Porém, neste momento, sem que se virasse, Christian moveu sua espada para as suas costas, fazendo com que a lâmina entrasse em contato com as garras do tigre, abaixando seu corpo para que passasse por baixo do tigre que estava no ar, desviando as garras do tigre que deslizavam pela lâmina em sua mão direita. Enquanto ainda embaixo da criatura, Christian, puxou a espada e rapidamente a esfaqueou em direção ao tigre.
Vendo que o garoto havia conseguido contra atacar, um brilho apareceu no fundo dos olhos do tigre, que usando a pata que estava livre, desviou a lâmina que se dirigia para a região do seu coração, batendo em sua lateral.
(sons de metal se chocando)
Quando o tigre bateu na lateral da lâmina, o choque foi muito grande, fazendo com que a espada escapasse de sua mão, e voasse alguns metros fincando-se no solo. Vendo aquilo, Christian recuou rapidamente e o tigre outra vez derrapou por alguns metros até que parasse seu ímpeto. Assim que parou, o tigre olhou para Christian, um pouco surpreso, mas também com o que parecia um sorriso divertido. Franciscus, vendo aquela situação, então falou:
-Muito bem garoto! Pegue novamente sua espada!
Christian ainda recordava de tudo que havia acontecido. Era como se pudesse recordar de cada detalhe. Acenando com a cabeça para as palavras de Franciscus, logo o garoto se dirigiu para onde a espada havia caído. Como se caísse sobre a manteiga, toda a lâmina da espada estava inserida no solo. Puxando-a e retirando-a dali, se dirigiu mais uma vez ao seu lugar, concentrando-se no tigre a sua frente. Então a voz de Franciscus ecoou:
-Muito bem, garoto, quero que aprendas a não subestimar vossos inimigos, muitos podem usar uma aparência frágil, mas são como lobos em pele de cordeiro. Faz parte da estratégia do inimigo para fazê-lo baixar a guarda. Agora, vou permitir que o garotão aqui use toda a sua velocidade. Quero que entendas, que há muitas forças mais poderosas que imaginas por aí, por isso, deveis sempre ser prudente! Certo?
-Certo!
Christian respondeu seriamente e então mais uma vez entregou-se aos sentimentos de fluidez. Logo, o tigre novamente se preparou para atacá-lo.

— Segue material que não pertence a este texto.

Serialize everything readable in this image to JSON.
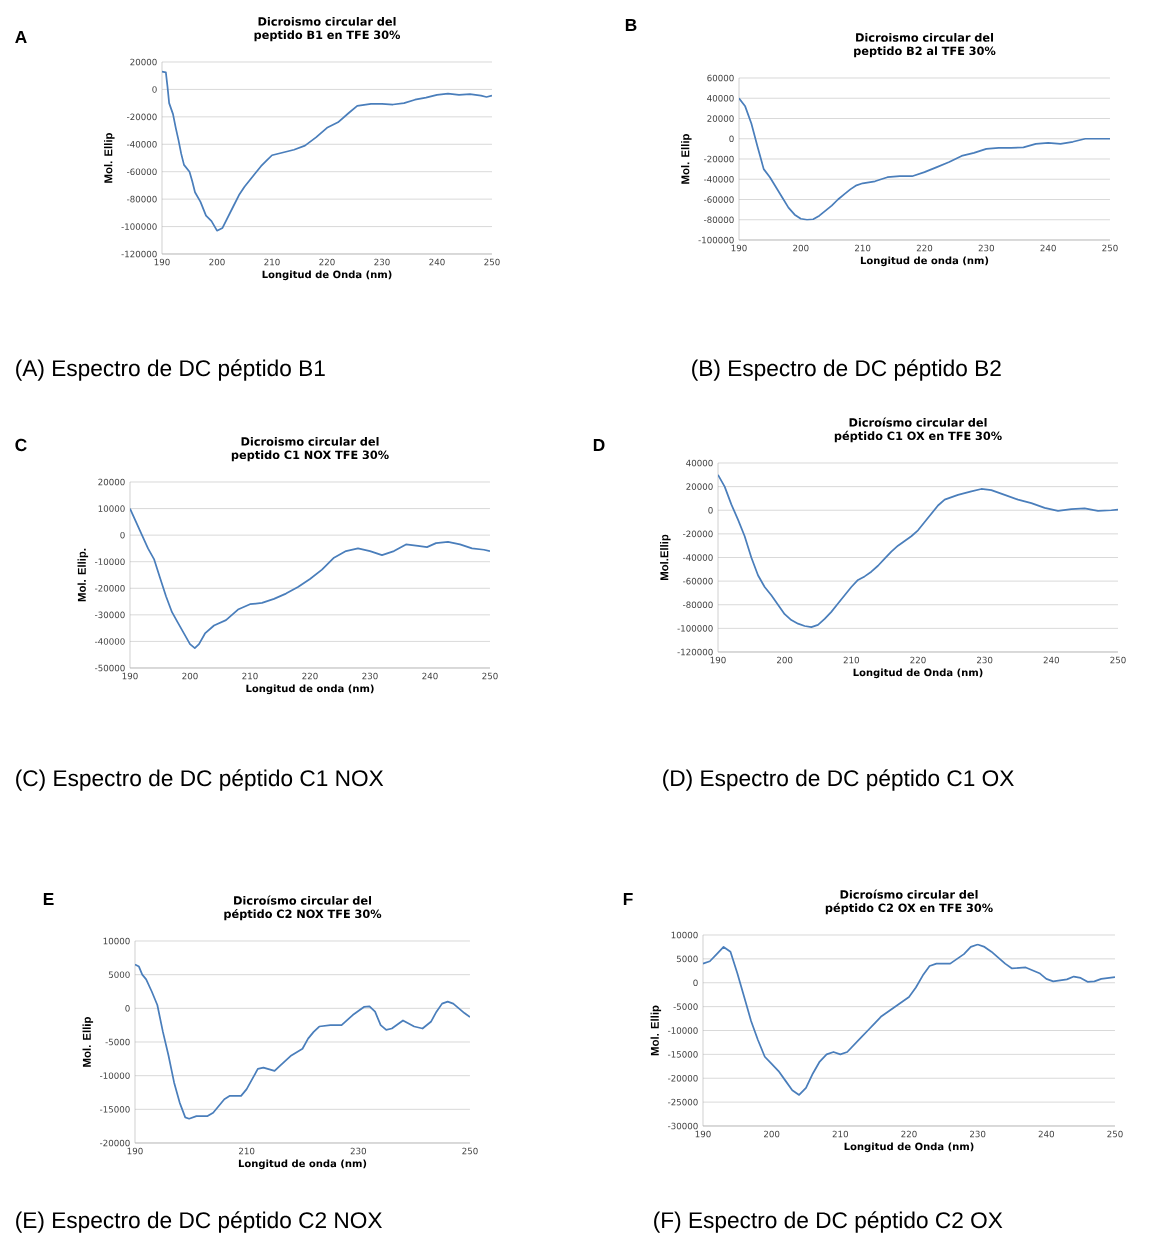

Vendo que o tigre preparava a investida, Christian sentiu que o vento parecia querer o direcionar para o lado, as Lei parecia querer conduzi-lo a abaixar-se com leveza, e as chamas o queriam fazer fluir nesses movimentos, mas Christian, com os olhos abertos via claramente que o tigre ainda não havia se movido ainda, e por isso, por um breve momento, hesitou em se mover.
Então, no tempo mais rápido que um piscar de olhos, Christian sentiu uma rajada de vento em frente ao seu rosto. A rajada de vento era tão forte que Christian teve que colocar grande esforço para não ser levado pelo forte vento, que arrastava tudo em seu caminho e levantava poeira por todo o ambiente. E se o capacete não o protegesse firmemente dos ventos turbulentos, somente a força de impacto do vento poderia ter sido o suficiente para nocauteá-lo.
E mesmo que no capacete houvesse uma abertura horizontal para os olhos, o vento parecia ser impedido por algo de passar pela fenda.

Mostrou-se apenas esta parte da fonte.